Sunday, 2 May 2010

Taking Television Training to Higher Heights

The University of Westminster Television training has topped the last three annual surveys of university media courses by The Guardian.

The outstanding programme covers media industries, audiences and culture, media theory, print, online and broadcast journalism as well as public relations television and radio production.

The Television course specialises in a range of production genres including Entertainment, Documentary, Comedy, Performance and Promotional shorts.

One of the Quality Productions by the Television students



All the production lecturers are industry professionals with experience in directing, producing and editing drama, music, arts and entertainment, childrens' television and factual programming.

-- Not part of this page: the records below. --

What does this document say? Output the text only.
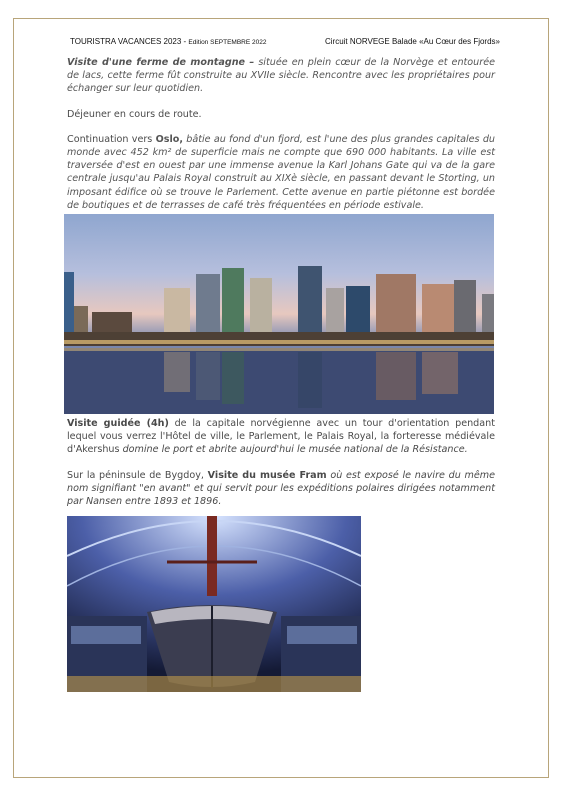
TOURISTRA VACANCES 2023 - Edition SEPTEMBRE 2022	Circuit NORVEGE Balade «Au Cœur des Fjords»

Visite d'une ferme de montagne – située en plein cœur de la Norvège et entourée de lacs, cette ferme fût construite au XVIIe siècle. Rencontre avec les propriétaires pour échanger sur leur quotidien.

Déjeuner en cours de route.

Continuation vers Oslo, bâtie au fond d'un fjord, est l'une des plus grandes capitales du monde avec 452 km² de superficie mais ne compte que 690 000 habitants. La ville est traversée d'est en ouest par une immense avenue la Karl Johans Gate qui va de la gare centrale jusqu'au Palais Royal construit au XIXè siècle, en passant devant le Storting, un imposant édifice où se trouve le Parlement. Cette avenue en partie piétonne est bordée de boutiques et de terrasses de café très fréquentées en période estivale.

Visite guidée (4h) de la capitale norvégienne avec un tour d'orientation pendant lequel vous verrez l'Hôtel de ville, le Parlement, le Palais Royal, la forteresse médiévale d'Akershus domine le port et abrite aujourd'hui le musée national de la Résistance.

Sur la péninsule de Bygdoy, Visite du musée Fram où est exposé le navire du même nom signifiant "en avant" et qui servit pour les expéditions polaires dirigées notamment par Nansen entre 1893 et 1896.
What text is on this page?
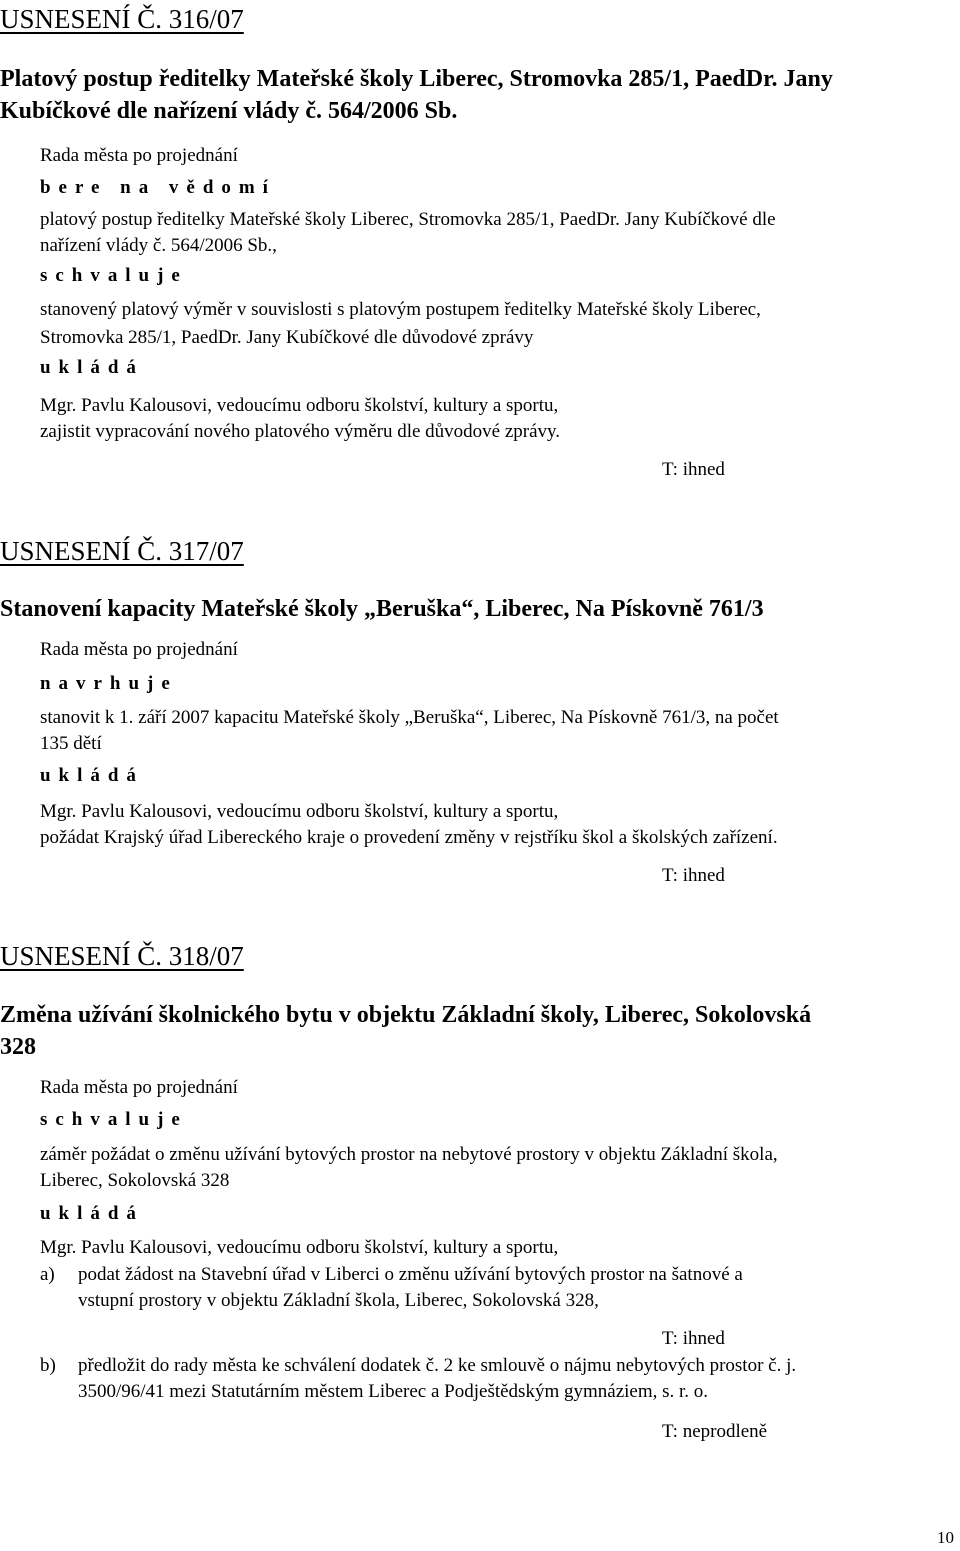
USNESENÍ Č. 316/07
Platový postup ředitelky Mateřské školy Liberec, Stromovka 285/1, PaedDr. Jany
Kubíčkové dle nařízení vlády č. 564/2006 Sb.
Rada města po projednání
bere na vědomí
platový postup ředitelky Mateřské školy Liberec, Stromovka 285/1, PaedDr. Jany Kubíčkové dle
nařízení vlády č. 564/2006 Sb.,
schvaluje
stanovený platový výměr v souvislosti s platovým postupem ředitelky Mateřské školy Liberec,
Stromovka 285/1, PaedDr. Jany Kubíčkové dle důvodové zprávy
ukládá
Mgr. Pavlu Kalousovi, vedoucímu odboru školství, kultury a sportu,
zajistit vypracování nového platového výměru dle důvodové zprávy.
T: ihned
USNESENÍ Č. 317/07
Stanovení kapacity Mateřské školy „Beruška“, Liberec, Na Pískovně 761/3
Rada města po projednání
navrhuje
stanovit k 1. září 2007 kapacitu Mateřské školy „Beruška“, Liberec, Na Pískovně 761/3, na počet
135 dětí
ukládá
Mgr. Pavlu Kalousovi, vedoucímu odboru školství, kultury a sportu,
požádat Krajský úřad Libereckého kraje o provedení změny v rejstříku škol a školských zařízení.
T: ihned
USNESENÍ Č. 318/07
Změna užívání školnického bytu v objektu Základní školy, Liberec, Sokolovská
328
Rada města po projednání
schvaluje
záměr požádat o změnu užívání bytových prostor na nebytové prostory v objektu Základní škola,
Liberec, Sokolovská 328
ukládá
Mgr. Pavlu Kalousovi, vedoucímu odboru školství, kultury a sportu,
a) podat žádost na Stavební úřad v Liberci o změnu užívání bytových prostor na šatnové a
vstupní prostory v objektu Základní škola, Liberec, Sokolovská 328,
T: ihned
b) předložit do rady města ke schválení dodatek č. 2 ke smlouvě o nájmu nebytových prostor č. j.
3500/96/41 mezi Statutárním městem Liberec a Podještědským gymnáziem, s. r. o.
T: neprodleně
10
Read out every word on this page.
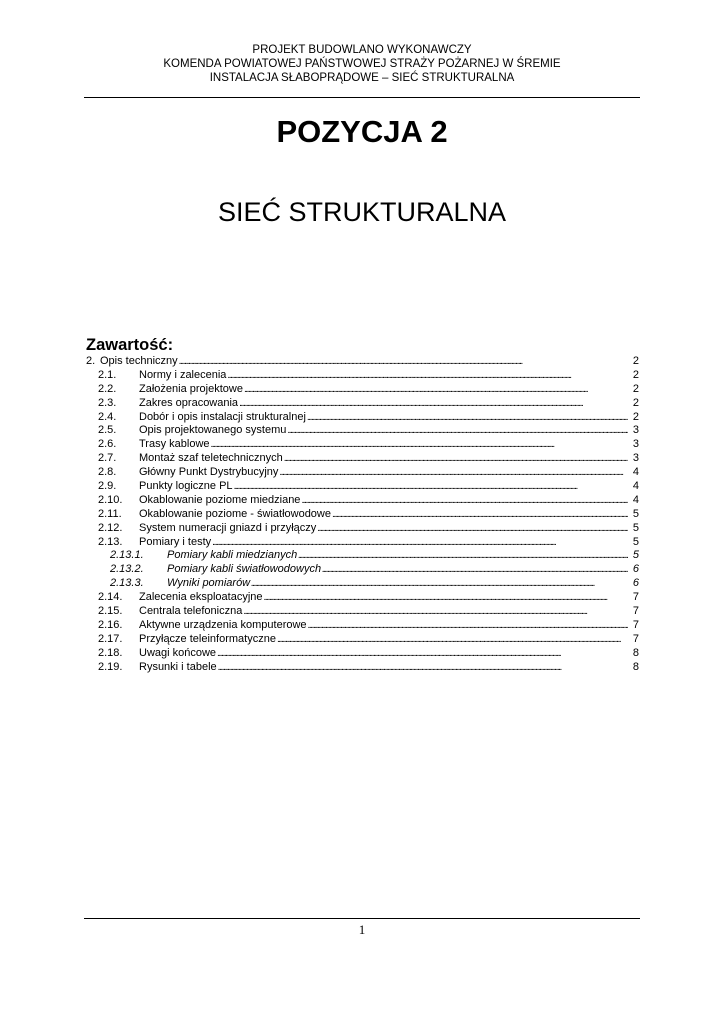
PROJEKT BUDOWLANO WYKONAWCZY
KOMENDA POWIATOWEJ PAŃSTWOWEJ STRAŻY POŻARNEJ W ŚREMIE
INSTALACJA SŁABOPRĄDOWE – SIEĆ STRUKTURALNA
POZYCJA 2
SIEĆ STRUKTURALNA
Zawartość:
2. Opis techniczny . . .	2
2.1. Normy i zalecenia . . .	2
2.2. Założenia projektowe . . .	2
2.3. Zakres opracowania . . .	2
2.4. Dobór i opis instalacji strukturalnej . . .	2
2.5. Opis projektowanego systemu . . .	3
2.6. Trasy kablowe . . .	3
2.7. Montaż szaf teletechnicznych . . .	3
2.8. Główny Punkt Dystrybucyjny . . .	4
2.9. Punkty logiczne PL . . .	4
2.10. Okablowanie poziome miedziane . . .	4
2.11. Okablowanie poziome - światłowodowe . . .	5
2.12. System numeracji gniazd i przyłączy . . .	5
2.13. Pomiary i testy . . .	5
2.13.1. Pomiary kabli miedzianych . . .	5
2.13.2. Pomiary kabli światłowodowych . . .	6
2.13.3. Wyniki pomiarów . . .	6
2.14. Zalecenia eksploatacyjne . . .	7
2.15. Centrala telefoniczna . . .	7
2.16. Aktywne urządzenia komputerowe . . .	7
2.17. Przyłącze teleinformatyczne . . .	7
2.18. Uwagi końcowe . . .	8
2.19. Rysunki i tabele . . .	8
1
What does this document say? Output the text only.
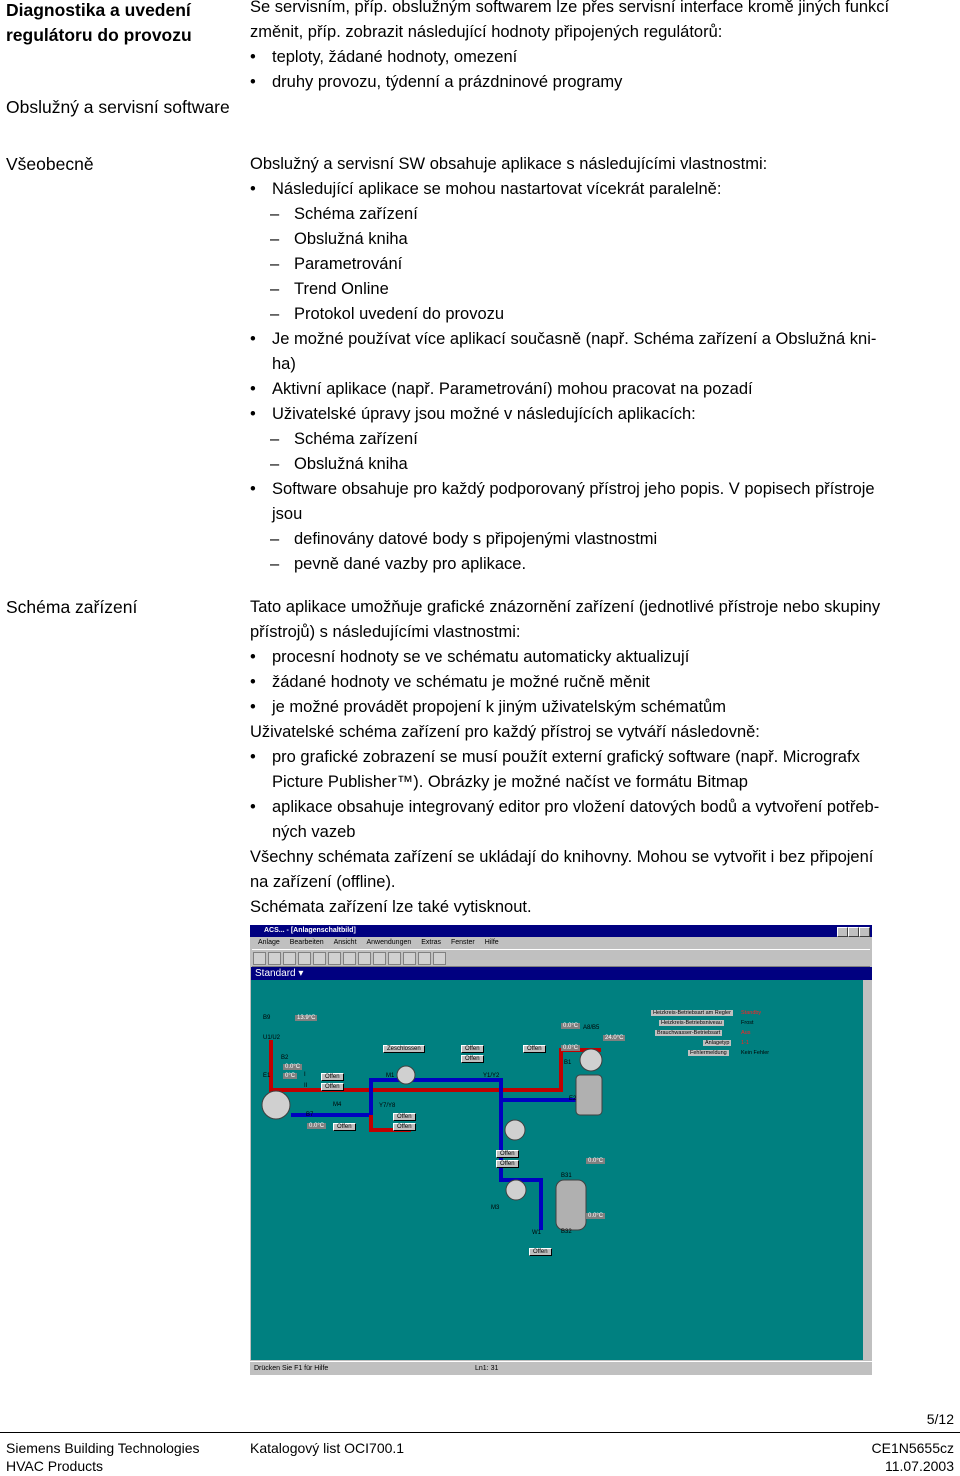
Diagnostika a uvedení regulátoru do provozu
Obslužný a servisní software
Všeobecně
Schéma zařízení

Se servisním, příp. obslužným softwarem lze přes servisní interface kromě jiných funkcí

změnit, příp. zobrazit následující hodnoty připojených regulátorů:

• teploty, žádané hodnoty, omezení

• druhy provozu, týdenní a prázdninové programy

Obslužný a servisní SW obsahuje aplikace s následujícími vlastnostmi:

• Následující aplikace se mohou nastartovat vícekrát paralelně:

– Schéma zařízení

– Obslužná kniha

– Parametrování

– Trend Online

– Protokol uvedení do provozu

• Je možné používat více aplikací současně (např. Schéma zařízení a Obslužná kni-

ha)

• Aktivní aplikace (např. Parametrování) mohou pracovat na pozadí

• Uživatelské úpravy jsou možné v následujících aplikacích:

– Schéma zařízení

– Obslužná kniha

• Software obsahuje pro každý podporovaný přístroj jeho popis. V popisech přístroje

jsou

– definovány datové body s připojenými vlastnostmi

– pevně dané vazby pro aplikace.

Tato aplikace umožňuje grafické znázornění zařízení (jednotlivé přístroje nebo skupiny

přístrojů) s následujícími vlastnostmi:

• procesní hodnoty se ve schématu automaticky aktualizují

• žádané hodnoty ve schématu je možné ručně měnit

• je možné provádět propojení k jiným uživatelským schématům

Uživatelské schéma zařízení pro každý přístroj se vytváří následovně:

• pro grafické zobrazení se musí použít externí grafický software (např. Micrografx

Picture Publisher™). Obrázky je možné načíst ve formátu Bitmap

• aplikace obsahuje integrovaný editor pro vložení datových bodů a vytvoření potřeb-

ných vazeb

Všechny schémata zařízení se ukládají do knihovny. Mohou se vytvořit i bez připojení

na zařízení (offline).

Schémata zařízení lze také vytisknout.

ACS... - [Anlagenschaltbild]
Anlage Bearbeiten Ansicht Anwendungen Extras Fenster Hilfe
Standard ▾
B9
U1/U2
B2
E1	I
II
M1
B7
M4	Y7/Y8
Y1/Y2
B1
E2
A8/B5
M3
B31
B32
W1
13.9°C
0.0°C
0°C
0.0°C
24.0°C
0.0°C
0.0°C
0.0°C
0.0°C
Offen
Offen
Zeschlossen	Offen
Offen
Offen
Offen
Offen
Offen
Offen
Offen
Offen
Heizkreis-Betriebsart am Regler
Heizkreis-Betriebsniveau
Brauchwasser-Betriebsart
Anlagetyp
Fehlermeldung
Standby
Frost
Aus
1-1
Kein Fehler
Drücken Sie F1 für Hilfe	Ln1: 31
5/12
Siemens Building Technologies
HVAC Products
Katalogový list OCI700.1	CE1N5655cz
11.07.2003
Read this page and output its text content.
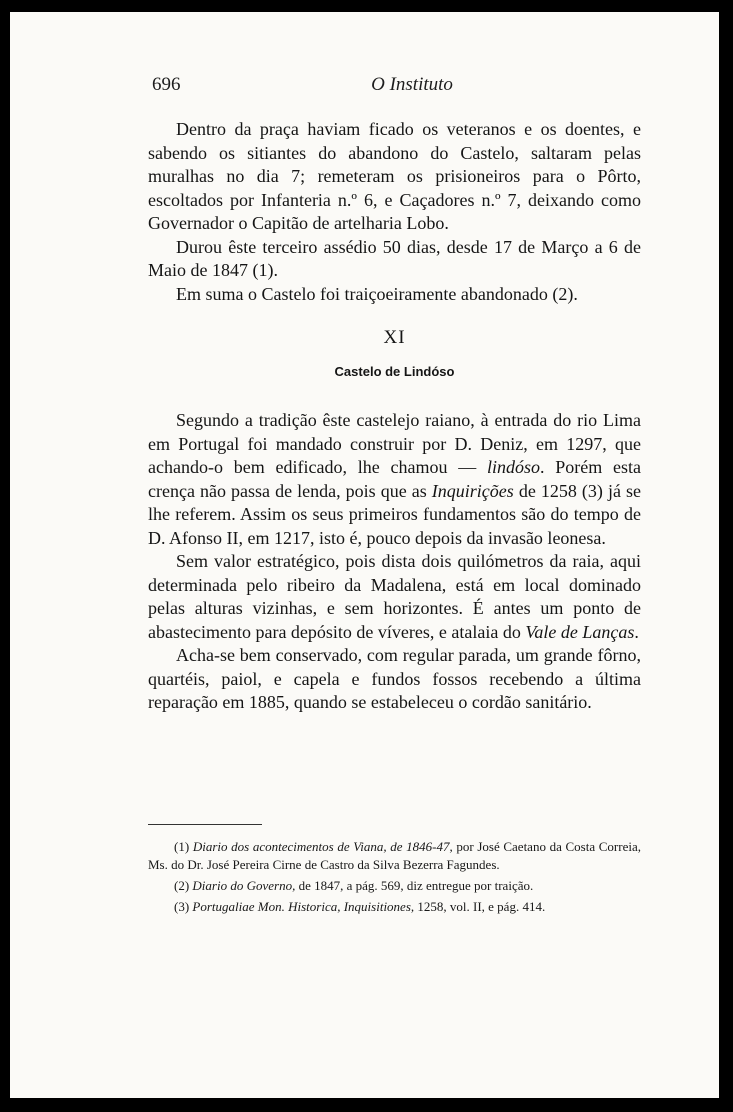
696	O Instituto

Dentro da praça haviam ficado os veteranos e os doentes, e sabendo os sitiantes do abandono do Castelo, saltaram pelas muralhas no dia 7; remeteram os prisioneiros para o Pôrto, escoltados por Infanteria n.º 6, e Caçadores n.º 7, deixando como Governador o Capitão de artelharia Lobo.

Durou êste terceiro assédio 50 dias, desde 17 de Março a 6 de Maio de 1847 (1).

Em suma o Castelo foi traiçoeiramente abandonado (2).

XI

Castelo de Lindóso

Segundo a tradição êste castelejo raiano, à entrada do rio Lima em Portugal foi mandado construir por D. Deniz, em 1297, que achando-o bem edificado, lhe chamou — lindóso. Porém esta crença não passa de lenda, pois que as Inquirições de 1258 (3) já se lhe referem. Assim os seus primeiros fundamentos são do tempo de D. Afonso II, em 1217, isto é, pouco depois da invasão leonesa.

Sem valor estratégico, pois dista dois quilómetros da raia, aqui determinada pelo ribeiro da Madalena, está em local dominado pelas alturas vizinhas, e sem horizontes. É antes um ponto de abastecimento para depósito de víveres, e atalaia do Vale de Lanças.

Acha-se bem conservado, com regular parada, um grande fôrno, quartéis, paiol, e capela e fundos fossos recebendo a última reparação em 1885, quando se estabeleceu o cordão sanitário.

(1) Diario dos acontecimentos de Viana, de 1846-47, por José Caetano da Costa Correia, Ms. do Dr. José Pereira Cirne de Castro da Silva Bezerra Fagundes.

(2) Diario do Governo, de 1847, a pág. 569, diz entregue por traição.

(3) Portugaliae Mon. Historica, Inquisitiones, 1258, vol. II, e pág. 414.
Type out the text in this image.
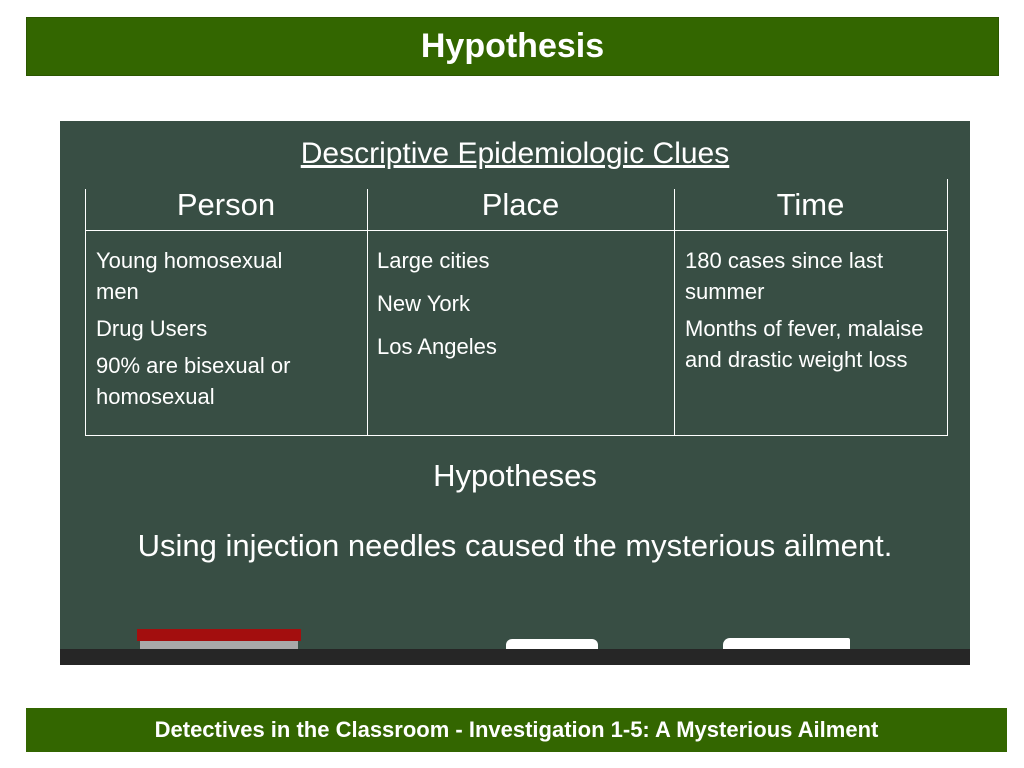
Hypothesis
Descriptive Epidemiologic Clues
Person	Place	Time

Young homosexual men

Drug Users

90% are bisexual or homosexual

Large cities

New York

Los Angeles

180 cases since last summer

Months of fever, malaise and drastic weight loss

Hypotheses
Using injection needles caused the mysterious ailment.
Detectives in the Classroom - Investigation 1-5: A Mysterious Ailment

The analysis part of the course is taught by lecturers whose published research was recently awarded the highest research rating in the UK. Through the analysis modules students gain an important understanding of how the industry is structured and how it is developing.

The course is designed to give students the experience of working on a variety of types of programme formats and in creating a wide range of content.

A typical second year for example includes collaboratively producing a multi-camera live music show in our purpose built studio, a documentary, a creative video, and two promotional shorts.

Television drama is a developing part of the course and students often work on shows in collaboration with other courses such as Commercial music and Journalism.

We teach production skills such as camerawork, editing, directing, production management, multi-camera studio operation, script writing, programme development and pitching.

As part of the course second year students can opt to spend one semester abroad.We have exchange agreements with Universities all over the world. The most popular are English speaking Universities in Australia, Canada and America.

As part of the course students undertake several work placements and internships. We believe that the nature of our coursework contributes to the high number of students being offered employment when they leave.